朱向红在信里先是声情并茂的描写她的辛苦,什么手破了,脸晒黑了,人更加瘦了,脚上都是水泡,还有吃不饱。
又告诉老妈她在知青点被排挤,现在的知青点已经没有人愿意跟她说话了,不跟她搭伙做饭就算了,连锅碗瓢盆、柴禾和水都不让她用。
她跟村里人买来了水桶和碗筷,可买不到锅子,更不会挑水,连烧炉子都不会,所以只能以点心充饥。
可点心越吃越少,而且她放食物的那个行李袋在火车上被朱向清给抢走了,她还被朱向清打了几个巴掌。
老妈觉得奇怪,向清和向红不是一个知青点吗,怎么向清不照顾向红,她连忙提笔写信,要搞清楚这个问题。
她深信,只要朱向清在,朱向红就不会吃亏,依然可以过上饭来张口衣来伸手的好日子,至于田地里的活,也都可以交给朱向清啊。
当她看到朱向红第二封信时,简直要气炸了,朱向清下乡的地点居然是东北省,跟朱向红差着两千多公里的路程呢。
拿起户口本去了街道积极青年下乡报名处,看到赵娟,立刻询问起朱向清的下乡地点为何被换了,赵娟脸上笑意满满,终于找来了。
“你是谁,朱向清跟你有什么关系。”
“我是朱向清的母亲,我叫李菊花,这是我的户口本,你看看。”
赵娟看了眼户口本,装模作样的拿出登记本,找到了朱向清的下乡地点,告诉对方朱向清下乡的地点是东北省。
“原本不是去浙江省的,怎么换到东北省了。”
“是你家的人帮她换了,还得了三十块钱呢。”
“是谁。”
“应该是她姐姐吧,朱向清也来找我了,她着急的很,说那边最低温度可以达到零下三十度,她连一件棉袄都没有,去了铁定冻死。”

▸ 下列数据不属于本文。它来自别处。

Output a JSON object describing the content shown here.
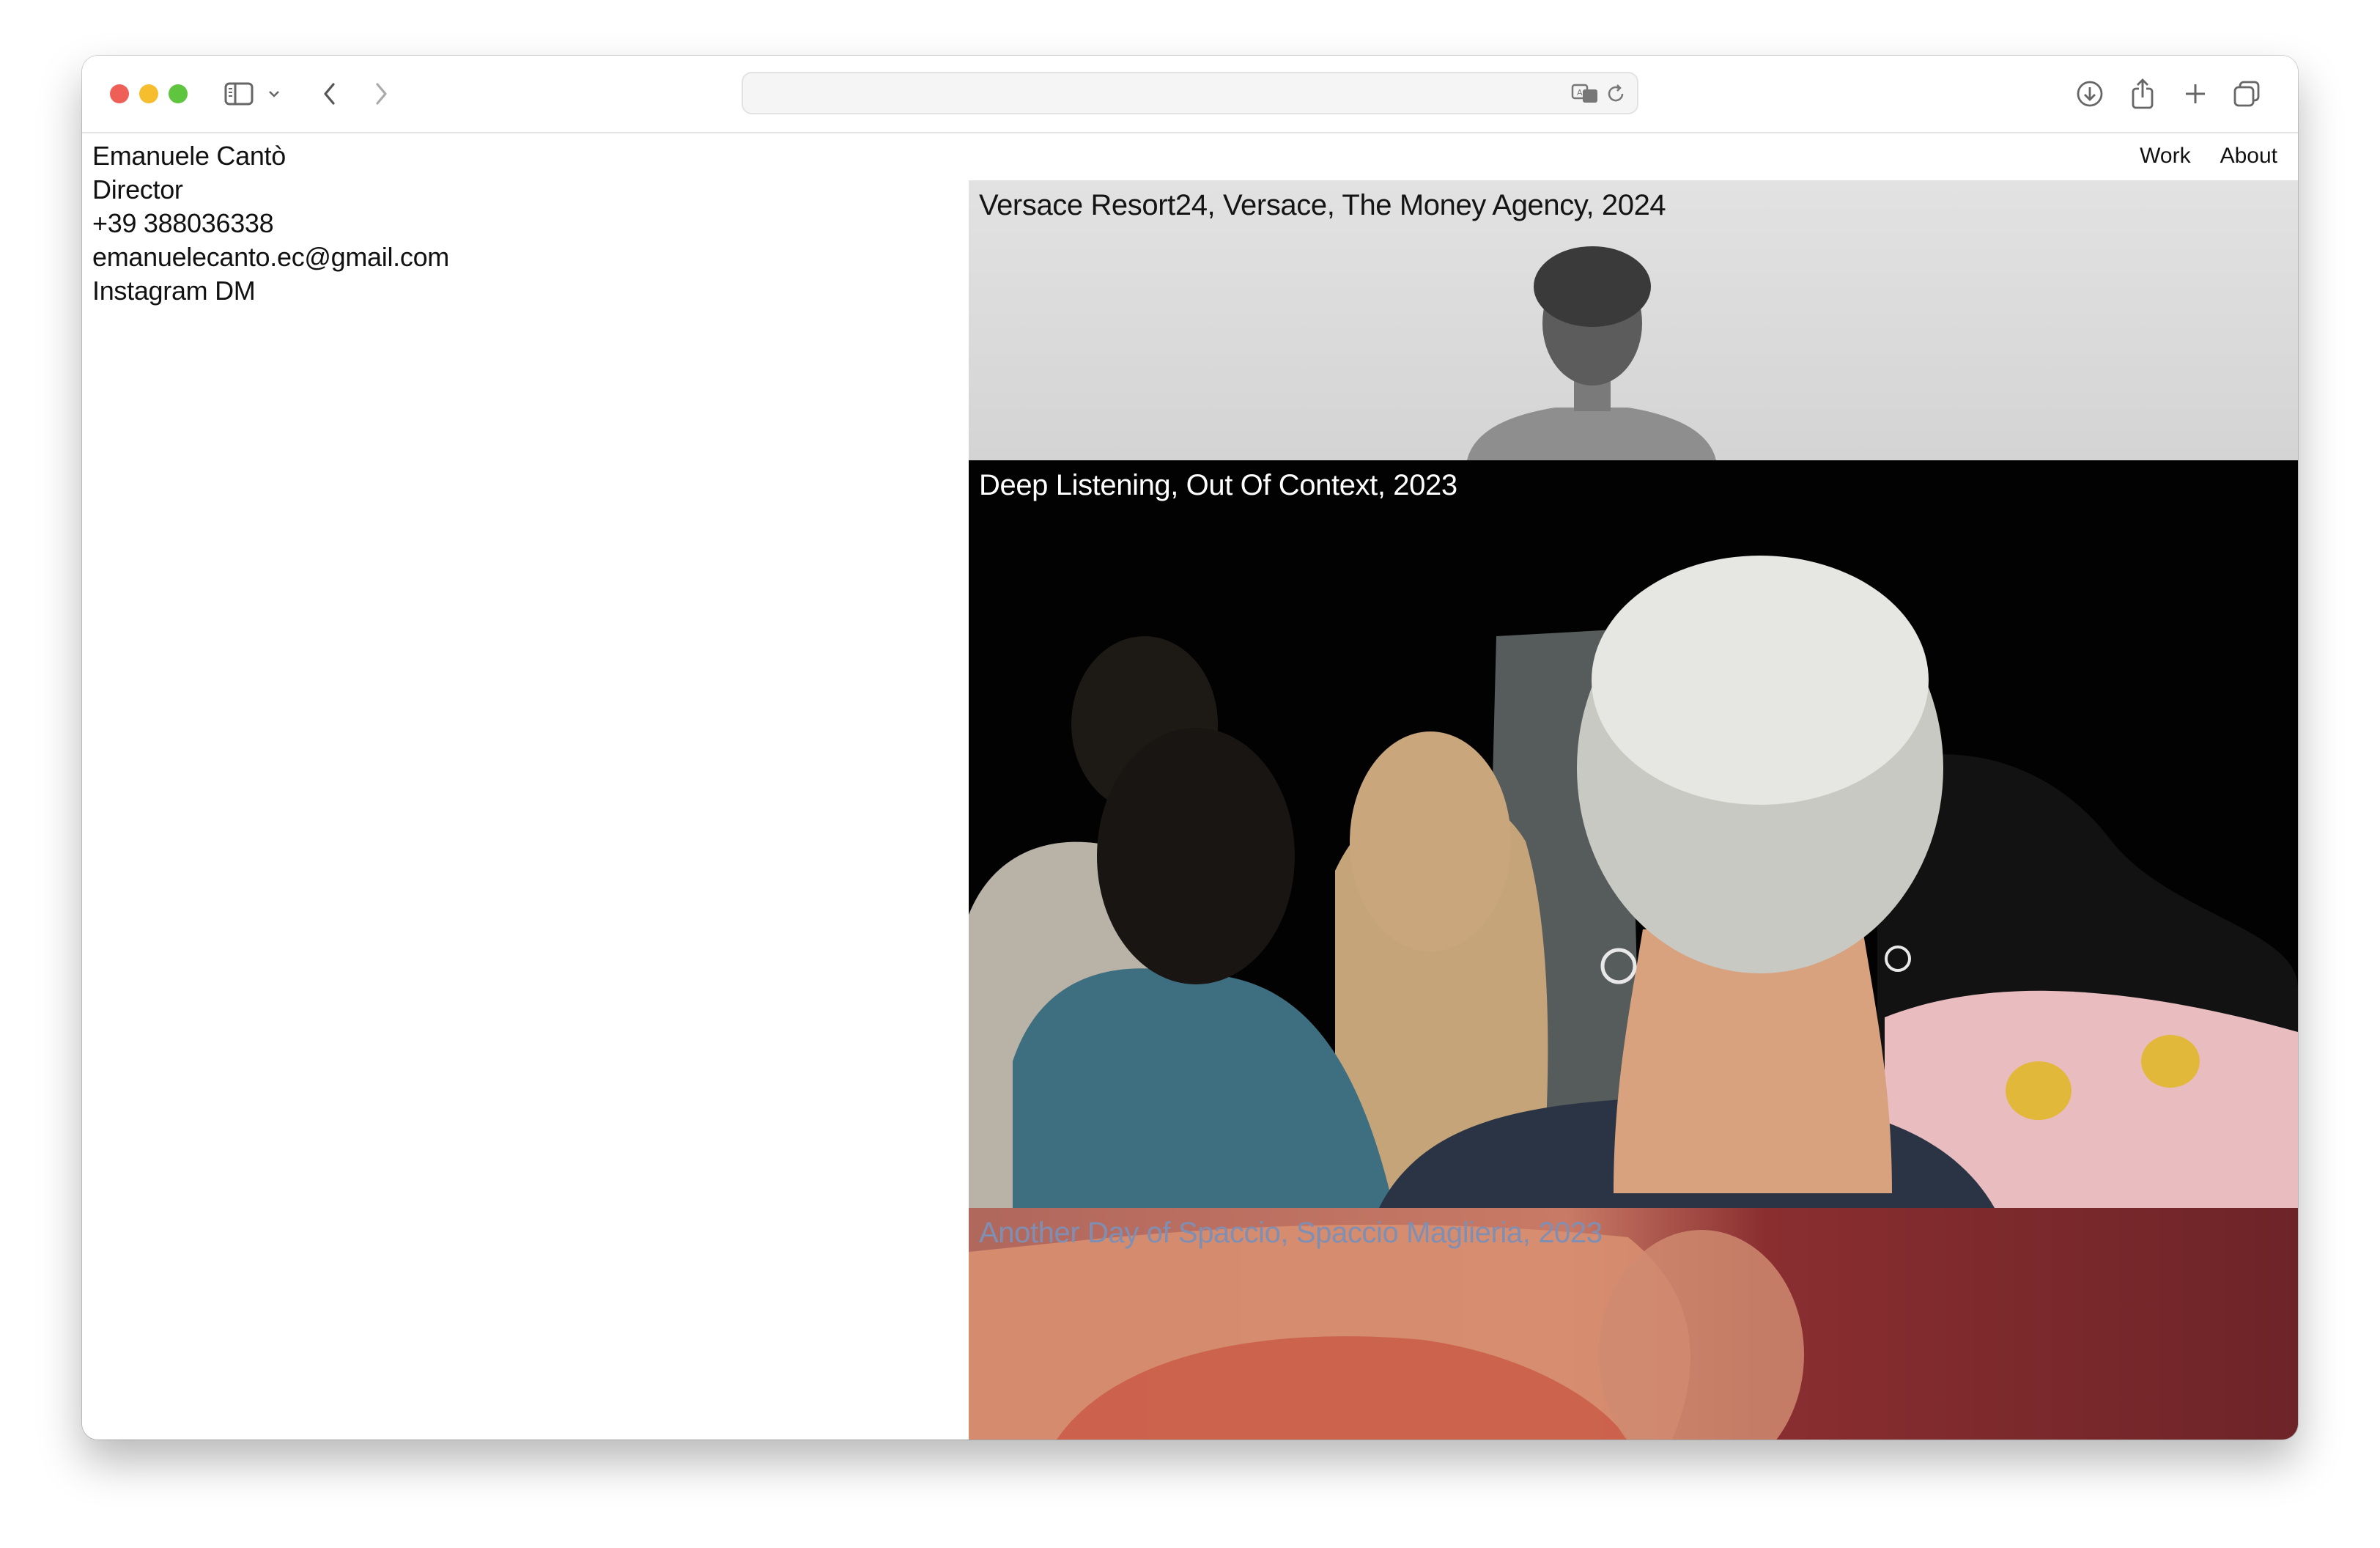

李菊花脸色一僵,她也想起来了,死妮子离家出走的时候,可是两手空空,除了她老爸给她的二十元钱,还真的什么都没有带。
“哼,谁让她离家出走的,冻死也活该。”
“哦,你这话我要听,这个孩子的确不像话,听说她已经去报社登记,跟你们脱离所有关系了,我这里还存档了。”
“什么……”
“对了,朱向清拜托我一件事,这里有一封断绝关系的信,麻烦你签个字。”
“跟我断绝关系,她想的美,我才不会签。”
“朱向清说了,不签也没啥,她大不了去举报,举报你们私自买卖她的工作,还用钱把她换到东北,举报你们虐待她。”
“她敢,还有她有什么证据说我们私自买卖她的工作。”
“证据嘛,朱向清毕业前一个月,考上了纺织厂的挡车工,这件事整个学校都知道,他们的老师还为她写了推荐信,表扬她学习认真。”